For comprehensive evaluations, see our guides to Salesloft alternatives and Clari alternatives.
Frequently Asked Questions
Has the Salesloft and Clari merger been completed?
Yes. The merger closed on December 3, 2025. Steve Cox was named CEO of the combined company. The combined entity serves over 5,000 customers with approximately $450 million in combined annual recurring revenue. The platform is in active integration, with the first major product release (connecting Clari Forecast into Salesloft’s execution layer) shipped in April 2026.
Will my Salesloft or Clari pricing change at renewal?
Existing customers on current contracts are generally unaffected through their term. However, pricing has moved upward for new deals and renewals that include the bundled experience. The combined platform is being sold under a “Predictive Revenue System” positioning that expands the total spend relative to standalone Salesloft or Clari contracts. Ask for written pricing commitments before signing a renewal.
Is there a Salesloft or Clari alternative that works natively in Salesforce?
Yes. Revenue.io is built 100 percent natively on Salesforce. All engagement data, coaching insights, activity logs, and pipeline analytics live inside the CRM with no syncing required. Neither Salesloft nor Clari operates natively inside Salesforce. Both integrate through APIs.
Does the merged Salesloft/Clari platform offer real-time coaching?
No. The combined platform provides post-call conversation intelligence through Salesloft and Clari Copilot. Neither component coaches reps during live calls. Revenue.io delivers real-time coaching through Moments™ with prompts triggered by conversation cues and Salesforce deal data.
Should I wait for the integration to complete before evaluating alternatives?
If your renewal is 6+ months away, monitoring the integration progress is reasonable. If your renewal is approaching in the next two quarters, evaluate alternatives now. You do not have to switch, but having evaluated options gives you negotiating leverage and ensures you are not locked into a multi-year contract on a platform whose final form is still uncertain. The company’s own communications describe full platform unification as happening “over the coming years.”
Conclusion
The Salesloft and Clari merger has real strategic logic. Combining engagement execution with forecasting depth and conversation intelligence could create a powerful platform. The key word is “could.” In mid-2026, the integration is progressing but not complete. The product roadmap is evolving. Leadership is largely new to their roles. Pricing is adjusting. Support structure has changed.
None of this means the merged platform will fail. It means that right now, today, teams renewing their contracts are being asked to commit to a product that is still finding its shape.
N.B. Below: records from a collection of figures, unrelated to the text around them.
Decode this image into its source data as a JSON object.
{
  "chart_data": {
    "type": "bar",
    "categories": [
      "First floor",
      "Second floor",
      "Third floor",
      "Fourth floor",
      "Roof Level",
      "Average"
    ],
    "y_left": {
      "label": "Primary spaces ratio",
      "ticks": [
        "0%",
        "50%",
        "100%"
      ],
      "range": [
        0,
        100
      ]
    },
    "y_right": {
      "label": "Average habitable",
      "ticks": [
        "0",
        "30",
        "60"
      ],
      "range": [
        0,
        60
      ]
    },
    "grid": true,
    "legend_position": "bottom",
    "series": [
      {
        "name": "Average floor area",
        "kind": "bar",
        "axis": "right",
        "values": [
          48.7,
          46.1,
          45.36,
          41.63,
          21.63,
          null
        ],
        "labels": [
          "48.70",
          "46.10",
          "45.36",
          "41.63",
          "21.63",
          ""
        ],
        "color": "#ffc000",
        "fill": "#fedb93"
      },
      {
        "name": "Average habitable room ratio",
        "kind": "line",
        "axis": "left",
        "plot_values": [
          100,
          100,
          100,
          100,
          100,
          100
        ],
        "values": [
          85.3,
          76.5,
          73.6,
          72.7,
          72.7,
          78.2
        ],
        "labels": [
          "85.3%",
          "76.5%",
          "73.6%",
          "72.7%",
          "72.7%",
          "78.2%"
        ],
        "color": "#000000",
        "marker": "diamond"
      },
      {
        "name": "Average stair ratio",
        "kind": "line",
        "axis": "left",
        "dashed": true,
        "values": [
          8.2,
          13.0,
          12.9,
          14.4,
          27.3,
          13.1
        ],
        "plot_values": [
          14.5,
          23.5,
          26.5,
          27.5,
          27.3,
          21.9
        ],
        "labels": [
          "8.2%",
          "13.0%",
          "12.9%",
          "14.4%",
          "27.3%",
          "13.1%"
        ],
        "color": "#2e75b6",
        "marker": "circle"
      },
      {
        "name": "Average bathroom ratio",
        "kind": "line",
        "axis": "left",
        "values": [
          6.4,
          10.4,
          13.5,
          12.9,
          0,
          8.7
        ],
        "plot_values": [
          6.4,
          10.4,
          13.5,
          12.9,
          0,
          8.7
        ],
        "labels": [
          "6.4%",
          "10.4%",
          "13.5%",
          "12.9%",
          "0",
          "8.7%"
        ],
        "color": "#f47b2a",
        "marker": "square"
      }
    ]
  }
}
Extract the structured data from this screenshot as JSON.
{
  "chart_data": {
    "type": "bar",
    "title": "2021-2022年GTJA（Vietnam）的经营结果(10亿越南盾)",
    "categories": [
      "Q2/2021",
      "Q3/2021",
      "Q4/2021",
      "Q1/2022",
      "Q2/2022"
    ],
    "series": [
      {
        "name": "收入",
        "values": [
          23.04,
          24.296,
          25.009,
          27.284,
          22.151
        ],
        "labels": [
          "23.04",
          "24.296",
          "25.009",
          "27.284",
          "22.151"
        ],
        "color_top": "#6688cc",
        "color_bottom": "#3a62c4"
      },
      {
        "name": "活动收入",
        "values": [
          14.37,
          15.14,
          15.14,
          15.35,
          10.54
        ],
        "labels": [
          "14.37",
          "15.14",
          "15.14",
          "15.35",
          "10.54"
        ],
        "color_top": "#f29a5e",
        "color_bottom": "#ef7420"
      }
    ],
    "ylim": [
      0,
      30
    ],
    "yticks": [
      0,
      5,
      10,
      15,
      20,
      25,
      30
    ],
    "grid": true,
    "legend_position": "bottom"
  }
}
For some organizations, the bet is worth making. For others, particularly Salesforce-centric sales teams that want native CRM execution, real-time coaching, and a single unified platform without integration uncertainty, Revenue.io offers a stable, proven alternative that does not require waiting for a roadmap to materialize.
Evaluate based on what exists today. Negotiate based on what is uncertain. And make the decision that gives your team the tools they need to execute right now, not the tools a press release says they will have next year.